FOR SALE:   more from Huffy... posted by: Rif Addams on 1/19/2001 at 10:39:37 AM
Hi All!
I realize that most people aren't into old Huffy bikes. They were a lesser quality product when new, and haven't gained any points as the years drfit past.
That's O.K. by me, keeps 'em affordable. I've always been into stuff that wasn't exactly 'mainstream'.
Anyway, two days and a barrage of e-mails later, we have determined my Customliner is around a 1957. They seem to believe it to be the deluxe model.
I will be recieving in the mail, photocopies of the catalog pages with my bike!
Again I want to state how pleased I am with their help and interest in this bike, and my research. It's a rare thing for a company to have such interest in something that hasn't been manufactured for four decades.

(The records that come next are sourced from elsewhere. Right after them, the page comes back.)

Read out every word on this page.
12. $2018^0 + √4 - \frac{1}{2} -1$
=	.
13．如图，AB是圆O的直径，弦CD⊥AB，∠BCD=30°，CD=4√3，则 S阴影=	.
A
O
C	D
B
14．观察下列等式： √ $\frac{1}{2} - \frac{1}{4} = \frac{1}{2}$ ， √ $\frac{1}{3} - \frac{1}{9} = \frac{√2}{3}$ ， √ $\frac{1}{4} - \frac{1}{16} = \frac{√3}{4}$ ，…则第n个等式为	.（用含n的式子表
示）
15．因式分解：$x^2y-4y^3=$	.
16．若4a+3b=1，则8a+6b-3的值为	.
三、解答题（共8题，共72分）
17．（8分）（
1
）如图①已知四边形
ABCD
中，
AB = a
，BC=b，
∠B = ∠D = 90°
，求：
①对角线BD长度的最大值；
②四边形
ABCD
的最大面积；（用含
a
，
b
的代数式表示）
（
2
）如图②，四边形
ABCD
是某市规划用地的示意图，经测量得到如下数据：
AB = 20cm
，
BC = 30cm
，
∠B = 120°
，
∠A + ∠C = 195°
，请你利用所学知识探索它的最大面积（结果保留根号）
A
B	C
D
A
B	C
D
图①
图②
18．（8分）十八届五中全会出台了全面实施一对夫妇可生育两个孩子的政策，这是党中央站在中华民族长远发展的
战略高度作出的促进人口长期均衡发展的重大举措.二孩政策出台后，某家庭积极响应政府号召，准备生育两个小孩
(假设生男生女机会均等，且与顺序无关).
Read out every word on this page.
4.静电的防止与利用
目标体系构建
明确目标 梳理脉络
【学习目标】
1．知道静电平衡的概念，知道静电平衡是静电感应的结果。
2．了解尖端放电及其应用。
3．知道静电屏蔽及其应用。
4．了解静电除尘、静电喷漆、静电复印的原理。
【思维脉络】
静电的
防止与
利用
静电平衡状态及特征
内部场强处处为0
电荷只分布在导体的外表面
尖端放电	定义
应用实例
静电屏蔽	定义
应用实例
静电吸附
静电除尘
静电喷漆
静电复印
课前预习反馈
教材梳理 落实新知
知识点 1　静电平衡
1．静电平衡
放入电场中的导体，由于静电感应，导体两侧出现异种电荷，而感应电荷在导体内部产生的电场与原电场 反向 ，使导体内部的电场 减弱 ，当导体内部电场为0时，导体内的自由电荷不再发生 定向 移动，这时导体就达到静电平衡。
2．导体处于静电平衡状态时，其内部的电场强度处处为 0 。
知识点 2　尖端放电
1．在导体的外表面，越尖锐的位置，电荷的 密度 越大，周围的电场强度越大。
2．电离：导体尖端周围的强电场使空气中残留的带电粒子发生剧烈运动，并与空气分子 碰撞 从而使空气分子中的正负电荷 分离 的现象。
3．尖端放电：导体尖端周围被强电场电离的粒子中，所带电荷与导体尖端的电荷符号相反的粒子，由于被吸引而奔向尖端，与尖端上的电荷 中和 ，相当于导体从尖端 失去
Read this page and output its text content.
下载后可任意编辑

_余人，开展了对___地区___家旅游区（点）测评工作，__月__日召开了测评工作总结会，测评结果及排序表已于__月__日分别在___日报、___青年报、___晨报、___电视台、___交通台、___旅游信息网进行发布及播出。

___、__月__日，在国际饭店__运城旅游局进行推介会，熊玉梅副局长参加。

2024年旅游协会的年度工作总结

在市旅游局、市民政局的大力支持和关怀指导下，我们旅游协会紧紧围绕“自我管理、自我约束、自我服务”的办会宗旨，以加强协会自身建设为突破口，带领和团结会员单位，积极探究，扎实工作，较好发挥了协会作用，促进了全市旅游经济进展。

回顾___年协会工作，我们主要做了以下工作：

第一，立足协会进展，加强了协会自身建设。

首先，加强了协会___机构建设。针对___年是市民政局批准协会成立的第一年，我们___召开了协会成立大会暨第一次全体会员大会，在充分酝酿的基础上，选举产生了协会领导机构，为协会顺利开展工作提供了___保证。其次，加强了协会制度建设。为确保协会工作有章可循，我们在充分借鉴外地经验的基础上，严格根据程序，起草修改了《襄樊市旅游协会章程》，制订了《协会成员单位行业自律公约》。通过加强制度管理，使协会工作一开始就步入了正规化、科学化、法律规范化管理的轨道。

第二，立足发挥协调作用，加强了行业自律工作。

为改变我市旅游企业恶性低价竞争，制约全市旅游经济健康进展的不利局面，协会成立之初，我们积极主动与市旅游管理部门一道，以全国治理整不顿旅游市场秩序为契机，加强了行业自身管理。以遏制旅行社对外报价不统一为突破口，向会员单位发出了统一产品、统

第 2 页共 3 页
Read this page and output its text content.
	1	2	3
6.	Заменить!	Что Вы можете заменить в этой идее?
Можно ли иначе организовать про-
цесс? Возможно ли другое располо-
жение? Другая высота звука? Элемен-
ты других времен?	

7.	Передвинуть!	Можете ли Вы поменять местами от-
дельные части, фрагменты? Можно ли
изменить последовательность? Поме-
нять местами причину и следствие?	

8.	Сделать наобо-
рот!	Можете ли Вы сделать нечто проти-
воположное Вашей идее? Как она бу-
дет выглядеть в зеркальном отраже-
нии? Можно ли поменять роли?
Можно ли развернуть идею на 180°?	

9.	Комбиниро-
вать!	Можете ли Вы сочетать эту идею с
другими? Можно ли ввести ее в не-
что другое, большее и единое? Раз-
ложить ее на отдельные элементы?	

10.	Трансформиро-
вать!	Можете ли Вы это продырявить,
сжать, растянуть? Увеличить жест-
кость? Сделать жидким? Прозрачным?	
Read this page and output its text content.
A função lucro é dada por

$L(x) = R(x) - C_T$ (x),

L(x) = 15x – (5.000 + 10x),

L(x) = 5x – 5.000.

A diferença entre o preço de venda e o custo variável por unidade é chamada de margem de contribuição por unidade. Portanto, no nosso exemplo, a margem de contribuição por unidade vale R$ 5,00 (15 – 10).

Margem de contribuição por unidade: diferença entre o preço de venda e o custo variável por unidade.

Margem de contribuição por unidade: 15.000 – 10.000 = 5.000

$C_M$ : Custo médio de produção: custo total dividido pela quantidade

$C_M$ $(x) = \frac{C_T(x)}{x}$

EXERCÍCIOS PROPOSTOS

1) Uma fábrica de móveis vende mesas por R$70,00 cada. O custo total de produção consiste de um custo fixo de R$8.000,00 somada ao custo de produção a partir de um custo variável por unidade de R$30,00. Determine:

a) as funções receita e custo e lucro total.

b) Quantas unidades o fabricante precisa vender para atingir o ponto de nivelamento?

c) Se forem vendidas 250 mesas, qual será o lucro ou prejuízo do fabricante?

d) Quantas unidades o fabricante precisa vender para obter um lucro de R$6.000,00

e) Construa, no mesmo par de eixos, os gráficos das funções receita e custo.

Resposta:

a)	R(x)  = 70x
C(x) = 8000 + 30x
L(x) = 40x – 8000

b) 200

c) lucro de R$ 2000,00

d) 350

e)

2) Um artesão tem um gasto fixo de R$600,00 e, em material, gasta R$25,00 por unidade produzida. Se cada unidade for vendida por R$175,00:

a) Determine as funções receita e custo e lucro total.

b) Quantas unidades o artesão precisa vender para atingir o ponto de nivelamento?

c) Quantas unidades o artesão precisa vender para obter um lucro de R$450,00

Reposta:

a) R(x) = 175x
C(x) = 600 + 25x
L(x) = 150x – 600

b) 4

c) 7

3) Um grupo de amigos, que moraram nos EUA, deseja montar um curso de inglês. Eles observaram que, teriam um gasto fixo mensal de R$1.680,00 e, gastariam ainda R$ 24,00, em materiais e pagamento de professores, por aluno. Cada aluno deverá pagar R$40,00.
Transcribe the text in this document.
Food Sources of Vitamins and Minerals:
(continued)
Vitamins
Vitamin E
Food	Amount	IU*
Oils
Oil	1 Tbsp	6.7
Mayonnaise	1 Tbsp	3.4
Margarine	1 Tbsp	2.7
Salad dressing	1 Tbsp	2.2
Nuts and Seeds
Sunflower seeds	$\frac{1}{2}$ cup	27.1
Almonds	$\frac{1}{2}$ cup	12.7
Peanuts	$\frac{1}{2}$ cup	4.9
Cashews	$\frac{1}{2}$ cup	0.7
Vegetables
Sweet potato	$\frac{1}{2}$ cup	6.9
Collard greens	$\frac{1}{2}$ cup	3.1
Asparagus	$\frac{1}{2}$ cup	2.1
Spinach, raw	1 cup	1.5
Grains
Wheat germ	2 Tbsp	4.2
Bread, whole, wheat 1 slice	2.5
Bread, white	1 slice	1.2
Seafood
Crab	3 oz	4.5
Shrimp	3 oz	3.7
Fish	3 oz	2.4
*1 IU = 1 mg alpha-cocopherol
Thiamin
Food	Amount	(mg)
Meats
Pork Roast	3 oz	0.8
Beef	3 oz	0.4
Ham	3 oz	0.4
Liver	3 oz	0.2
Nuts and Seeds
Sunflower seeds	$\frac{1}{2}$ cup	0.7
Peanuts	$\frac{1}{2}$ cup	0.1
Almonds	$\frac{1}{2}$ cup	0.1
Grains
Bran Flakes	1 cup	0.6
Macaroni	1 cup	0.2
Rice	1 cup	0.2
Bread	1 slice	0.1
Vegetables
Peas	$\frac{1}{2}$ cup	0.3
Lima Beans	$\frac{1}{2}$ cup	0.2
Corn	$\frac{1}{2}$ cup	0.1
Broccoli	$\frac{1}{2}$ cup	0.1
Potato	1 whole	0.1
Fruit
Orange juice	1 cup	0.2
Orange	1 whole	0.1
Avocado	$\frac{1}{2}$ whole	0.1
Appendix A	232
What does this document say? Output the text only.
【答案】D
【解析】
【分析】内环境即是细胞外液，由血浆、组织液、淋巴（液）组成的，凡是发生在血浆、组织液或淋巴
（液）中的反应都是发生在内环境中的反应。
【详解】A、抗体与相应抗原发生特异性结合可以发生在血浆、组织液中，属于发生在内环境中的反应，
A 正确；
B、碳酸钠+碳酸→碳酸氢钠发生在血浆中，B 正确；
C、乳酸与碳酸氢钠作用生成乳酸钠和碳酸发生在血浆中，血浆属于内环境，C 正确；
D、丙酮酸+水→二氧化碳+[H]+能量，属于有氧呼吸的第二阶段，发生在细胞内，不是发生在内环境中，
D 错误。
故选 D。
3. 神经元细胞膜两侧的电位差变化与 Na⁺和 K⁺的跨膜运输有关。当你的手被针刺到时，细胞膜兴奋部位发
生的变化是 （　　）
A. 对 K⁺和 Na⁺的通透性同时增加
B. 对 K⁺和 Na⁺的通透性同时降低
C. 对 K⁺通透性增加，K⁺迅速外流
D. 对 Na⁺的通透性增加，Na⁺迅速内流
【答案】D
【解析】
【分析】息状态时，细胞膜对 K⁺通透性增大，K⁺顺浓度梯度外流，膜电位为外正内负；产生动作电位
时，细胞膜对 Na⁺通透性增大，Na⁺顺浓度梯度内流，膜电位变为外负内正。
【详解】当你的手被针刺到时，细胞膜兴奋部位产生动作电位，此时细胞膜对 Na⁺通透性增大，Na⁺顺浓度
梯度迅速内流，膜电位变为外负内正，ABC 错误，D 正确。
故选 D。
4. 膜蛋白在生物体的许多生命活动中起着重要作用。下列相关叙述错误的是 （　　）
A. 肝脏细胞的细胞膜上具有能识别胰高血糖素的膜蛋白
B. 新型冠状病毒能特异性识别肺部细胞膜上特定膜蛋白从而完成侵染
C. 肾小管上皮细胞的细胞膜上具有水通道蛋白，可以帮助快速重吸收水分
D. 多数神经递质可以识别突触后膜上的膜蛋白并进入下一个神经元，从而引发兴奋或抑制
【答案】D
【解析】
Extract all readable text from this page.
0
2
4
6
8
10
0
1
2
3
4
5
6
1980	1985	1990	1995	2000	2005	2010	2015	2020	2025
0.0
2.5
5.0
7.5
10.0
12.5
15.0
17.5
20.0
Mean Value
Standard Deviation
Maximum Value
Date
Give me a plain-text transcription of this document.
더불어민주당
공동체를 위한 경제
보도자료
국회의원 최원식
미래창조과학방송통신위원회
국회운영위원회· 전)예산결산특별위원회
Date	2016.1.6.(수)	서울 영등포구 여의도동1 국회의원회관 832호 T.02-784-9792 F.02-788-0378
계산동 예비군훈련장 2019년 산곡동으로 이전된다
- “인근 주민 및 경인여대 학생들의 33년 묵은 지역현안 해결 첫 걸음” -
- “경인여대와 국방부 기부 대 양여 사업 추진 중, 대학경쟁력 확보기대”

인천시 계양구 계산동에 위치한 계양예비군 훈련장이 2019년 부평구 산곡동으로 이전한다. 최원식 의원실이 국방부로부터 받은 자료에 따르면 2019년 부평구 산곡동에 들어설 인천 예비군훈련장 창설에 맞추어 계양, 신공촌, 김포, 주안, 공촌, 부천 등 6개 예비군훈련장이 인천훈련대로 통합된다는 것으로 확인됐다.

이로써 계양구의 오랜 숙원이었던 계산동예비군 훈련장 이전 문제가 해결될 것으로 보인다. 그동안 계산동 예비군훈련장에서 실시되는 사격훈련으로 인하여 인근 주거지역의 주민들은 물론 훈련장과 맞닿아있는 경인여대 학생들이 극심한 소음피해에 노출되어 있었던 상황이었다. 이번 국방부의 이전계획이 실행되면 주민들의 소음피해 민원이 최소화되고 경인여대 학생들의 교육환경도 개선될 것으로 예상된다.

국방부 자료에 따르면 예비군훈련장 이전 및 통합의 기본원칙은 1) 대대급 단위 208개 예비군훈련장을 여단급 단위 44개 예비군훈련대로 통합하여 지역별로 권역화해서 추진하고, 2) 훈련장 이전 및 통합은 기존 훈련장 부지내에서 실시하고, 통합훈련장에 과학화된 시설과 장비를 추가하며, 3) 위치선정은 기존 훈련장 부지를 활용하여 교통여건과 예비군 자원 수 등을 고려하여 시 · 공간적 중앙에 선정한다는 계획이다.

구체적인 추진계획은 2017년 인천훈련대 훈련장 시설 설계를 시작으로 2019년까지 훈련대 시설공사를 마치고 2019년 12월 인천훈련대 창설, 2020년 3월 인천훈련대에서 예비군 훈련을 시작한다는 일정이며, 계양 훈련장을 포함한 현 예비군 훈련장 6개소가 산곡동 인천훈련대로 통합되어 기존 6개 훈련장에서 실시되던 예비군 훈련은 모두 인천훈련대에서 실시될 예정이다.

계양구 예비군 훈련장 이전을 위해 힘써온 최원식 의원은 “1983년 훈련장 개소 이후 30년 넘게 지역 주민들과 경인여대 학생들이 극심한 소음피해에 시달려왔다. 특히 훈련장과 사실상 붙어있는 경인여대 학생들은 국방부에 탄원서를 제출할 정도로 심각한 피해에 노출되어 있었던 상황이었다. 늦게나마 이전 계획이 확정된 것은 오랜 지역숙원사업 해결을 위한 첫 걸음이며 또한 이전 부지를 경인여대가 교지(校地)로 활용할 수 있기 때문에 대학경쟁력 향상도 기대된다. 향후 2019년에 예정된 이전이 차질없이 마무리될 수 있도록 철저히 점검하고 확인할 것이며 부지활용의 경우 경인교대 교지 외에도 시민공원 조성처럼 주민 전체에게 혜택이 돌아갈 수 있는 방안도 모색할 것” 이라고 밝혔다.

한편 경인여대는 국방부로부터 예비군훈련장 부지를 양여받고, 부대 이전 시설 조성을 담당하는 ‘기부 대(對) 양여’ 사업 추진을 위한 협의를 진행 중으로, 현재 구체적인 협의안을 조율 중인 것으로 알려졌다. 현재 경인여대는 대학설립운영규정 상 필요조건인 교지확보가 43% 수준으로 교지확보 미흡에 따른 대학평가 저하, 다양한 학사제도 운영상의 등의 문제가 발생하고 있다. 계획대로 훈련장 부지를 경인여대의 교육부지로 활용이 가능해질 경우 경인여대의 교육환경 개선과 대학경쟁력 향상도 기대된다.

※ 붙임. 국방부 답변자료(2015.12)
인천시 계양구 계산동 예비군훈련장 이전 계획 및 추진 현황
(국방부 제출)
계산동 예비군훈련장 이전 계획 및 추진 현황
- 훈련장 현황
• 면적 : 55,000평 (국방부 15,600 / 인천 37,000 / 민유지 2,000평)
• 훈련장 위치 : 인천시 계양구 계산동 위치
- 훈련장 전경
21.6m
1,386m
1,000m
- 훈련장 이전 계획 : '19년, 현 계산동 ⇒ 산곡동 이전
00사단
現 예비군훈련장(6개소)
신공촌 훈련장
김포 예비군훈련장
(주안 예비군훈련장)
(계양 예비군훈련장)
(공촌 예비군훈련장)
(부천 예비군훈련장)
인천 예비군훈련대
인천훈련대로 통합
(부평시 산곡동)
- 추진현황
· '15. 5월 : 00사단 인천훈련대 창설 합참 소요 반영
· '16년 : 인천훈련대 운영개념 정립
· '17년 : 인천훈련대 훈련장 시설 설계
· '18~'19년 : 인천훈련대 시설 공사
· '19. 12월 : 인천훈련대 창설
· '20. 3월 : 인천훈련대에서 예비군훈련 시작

My roomate is of the opinion that the customer service people were bored and I was just giving them something interesting to do. Whatever the case, hats off to Huffy Bicycles for being so helpful and quick to respond.
Rif Addams

   RE:FOR SALE:   more from Huffy... posted by Joel on 1/19/2001 at 11:43:26 AM
Cool. It's good to know that Huffy is willing to dig up a little information (unlike other companies).
Huffman/Dayton made some of the coolest prewar cruisers before a design flaw in their Twin Flex model cost them their reputation.